15 mesures pour répondre à 4 objectifs ambitieux

Transfert de compétences pour l’organisation des transports, développement du covoiturage, hausse de la pratique du vélo, accompagnement pour le passage au véhicule électrique… Au total, une quinzaine de mesures phares ont été annoncées pour engager une transformation profonde des déplacements de tous les Français, aussi bien en ville qu’en milieu rural.

Elles visent à répondre à 4 objectifs :

  • Offrir des solutions alternatives à l’utilisation d’une voiture personnelle ;
  • Faciliter l’innovation dans les transports ;
  • Rénover les infrastructures de transport du quotidien ;
  • Réduire l’impact environnemental des transports.

L’électrification des véhicules répond à plusieurs de ces objectifs grâce aux nombreuses opportunités qu’elle apporte. Plusieurs articles du projet de loi viennent ainsi répondre à des problématiques actuelles liées à la recharge des véhicules électriques et simplifier l’usage de ces derniers notamment au travers du droit à la prise.

Faciliter l’accès aux bornes de recharge pour tous

Afin de permettre l’accès à la recharge à tous, l’article 7 prévoit que les stations de recharge installées en voirie disposent d’au moins une place dimensionnée pour être accessible aux personnes à mobilité réduite, sans que celle-ci ne leur soit réservée. Rappelons que le droit français n’est pas rétroactif et que cette obligation ne concernera que les stations déployées après la publication du texte au Journal Officiel.

L’article 23 prévoit également des dispositions spécifiques dans les parcs de stationnement comportant plus de dix emplacements de stationnement où au moins un emplacement, dont le dimensionnement permet l’accès aux personnes à mobilité réduite, doit être équipé pour la recharge des véhicules électriques et hybrides rechargeables.

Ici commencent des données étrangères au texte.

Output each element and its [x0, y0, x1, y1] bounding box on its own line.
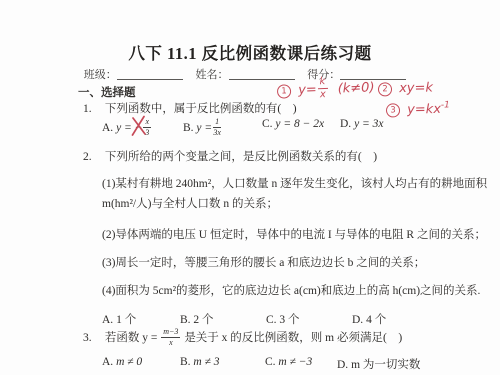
- formula-1-lhs: y=: [298, 82, 317, 98]
- section-heading: 一、选择题: [78, 84, 136, 100]
- formula-1-condition: (k≠0): [337, 80, 374, 96]
- question-2-item-3: (3)周长一定时，等腰三角形的腰长 a 和底边边长 b 之间的关系；: [102, 254, 425, 270]
- circled-number-2-icon: 2: [378, 82, 392, 96]
- question-2-item-1-line-1: (1)某村有耕地 240hm²，人口数量 n 逐年发生变化，该村人均占有的耕地面…: [102, 175, 487, 191]
- option-2a: A. 1 个: [102, 311, 136, 327]
- fraction: m−3x: [161, 328, 180, 347]
- question-3-options: A. m ≠ 0 B. m ≠ 3 C. m ≠ −3 D. m 为一切实数: [0, 356, 500, 375]
- option-2b: B. 2 个: [180, 311, 214, 327]
- circled-number-1-icon: 1: [277, 84, 291, 98]
- fraction-denominator: x: [318, 89, 328, 100]
- formula-2-text: xy=k: [399, 81, 433, 97]
- name-field-label: 姓名：: [196, 69, 229, 81]
- circled-number-3-icon: 3: [386, 104, 400, 118]
- header-fields-row: 班级： 姓名： 得分：: [0, 66, 500, 82]
- question-2-item-2: (2)导体两端的电压 U 恒定时，导体中的电流 I 与导体的电阻 R 之间的关系…: [102, 226, 486, 242]
- option-1b-label: B.: [183, 122, 194, 134]
- class-field-label: 班级：: [84, 69, 117, 81]
- question-2: 2. 下列所给的两个变量之间，是反比例函数关系的有( ): [83, 148, 377, 164]
- option-1c-math: y = 8 − 2x: [275, 118, 324, 130]
- class-blank-line: [117, 68, 183, 80]
- formula-3-text: y=kx: [407, 102, 441, 118]
- option-1a-label: A.: [102, 122, 113, 134]
- option-3b: B. m ≠ 3: [180, 356, 220, 368]
- question-3: 3. 若函数 y = m−3x 是关于 x 的反比例函数，则 m 必须满足( ): [83, 328, 402, 347]
- question-3-number: 3.: [83, 332, 102, 344]
- fraction: kx: [317, 77, 328, 100]
- option-1c: C. y = 8 − 2x: [262, 118, 324, 130]
- option-1b: B. y =13x: [183, 118, 222, 137]
- formula-3-exponent: -1: [441, 100, 450, 110]
- wrong-cross-icon: [130, 115, 147, 137]
- option-1c-label: C.: [262, 118, 273, 130]
- question-3-stem-pre: 若函数 y =: [105, 332, 158, 344]
- fraction-numerator: k: [317, 77, 327, 89]
- option-2c: C. 3 个: [266, 311, 300, 327]
- option-2d: D. 4 个: [352, 311, 386, 327]
- question-3-stem-post: 是关于 x 的反比例函数，则 m 必须满足( ): [184, 332, 402, 344]
- handwritten-formula-2: 2 xy=k: [378, 81, 433, 97]
- worksheet-page: { "document": { "title": "八下 11.1 反比例函数课…: [0, 0, 500, 375]
- option-1b-math: y =13x: [196, 122, 222, 134]
- handwritten-formula-3: 3 y=kx-1: [386, 100, 450, 117]
- question-1-number: 1.: [83, 103, 102, 115]
- option-3c: C. m ≠ −3: [265, 356, 312, 368]
- fraction-denominator: 3x: [213, 128, 221, 137]
- handwritten-formula-1: 1 y=kx (k≠0): [277, 75, 375, 101]
- fraction-numerator: 1: [213, 118, 221, 128]
- fraction-denominator: x: [161, 338, 180, 347]
- option-1d-label: D.: [340, 118, 351, 130]
- question-2-item-4: (4)面积为 5cm²的菱形，它的底边边长 a(cm)和底边上的高 h(cm)之…: [102, 282, 480, 298]
- question-1: 1. 下列函数中，属于反比例函数的有( ): [83, 100, 297, 116]
- question-2-item-1-line-2: m(hm²/人)与全村人口数 n 的关系；: [102, 195, 278, 211]
- worksheet-title: 八下 11.1 反比例函数课后练习题: [0, 40, 500, 64]
- option-3d: D. m 为一切实数: [337, 356, 420, 372]
- option-1d-math: y = 3x: [354, 118, 383, 130]
- question-1-stem: 下列函数中，属于反比例函数的有( ): [105, 103, 297, 115]
- fraction-numerator: m−3: [161, 328, 180, 338]
- question-2-number: 2.: [83, 151, 102, 163]
- option-3a: A. m ≠ 0: [102, 356, 142, 368]
- question-1-options: A. y = −x3 B. y =13x C. y = 8 − 2x D. y …: [0, 118, 500, 138]
- option-1d: D. y = 3x: [340, 118, 384, 130]
- question-2-stem: 下列所给的两个变量之间，是反比例函数关系的有( ): [105, 151, 377, 163]
- fraction: 13x: [213, 118, 221, 137]
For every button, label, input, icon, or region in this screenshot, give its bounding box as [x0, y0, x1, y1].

Réduire les coûts de raccordement

Le projet de loi veut réduire les coûts de raccordement au réseau électrique des infrastructures de recharge accessibles au public pour accélérer leur déploiement dans les territoires.

Ainsi, le plafond de prise en charge par le tarif d’utilisation des réseaux publics d’électricité (TURPE), actuellement fixé à 40 % des coûts de raccordement, pourrait être relevé afin d’en couvrir jusqu’à 75 %. Le texte précise que le niveau de la prise en charge sera « arrêté par l’autorité administrative après avis de la Commission de Régulation de l’Energie, en fonction des caractéristiques de l’infrastructure de recharge, notamment de son niveau de puissance ». Il est attendu de cette mesure qu’elle contribue au respect du ratio européen de 1 point de recharge public pour 10 véhicules électriques, pour lequel il est nécessaire d’atteindre un rythme d’installation d’environ 15 000 prises par an, et un nombre total de points de recharge installés compris entre 55 000 et 65 000 d’ici fin 2020. L’étude d’impact de la LOM considère que la mesure induit un impact compris entre 100 millions et 150 millions d’euros sur la période, soit moins de 1 % du montant total annuel du TURPE sur le périmètre d’ENEDIS. Dans ce cadre, l’étude d’impact souligne également que la part du TURPE dans la facture électrique des consommateurs particuliers est de l’ordre de 30 %. Ainsi, l’effet sur les consommateurs serait inférieur à 0,3 % de leur facture électrique.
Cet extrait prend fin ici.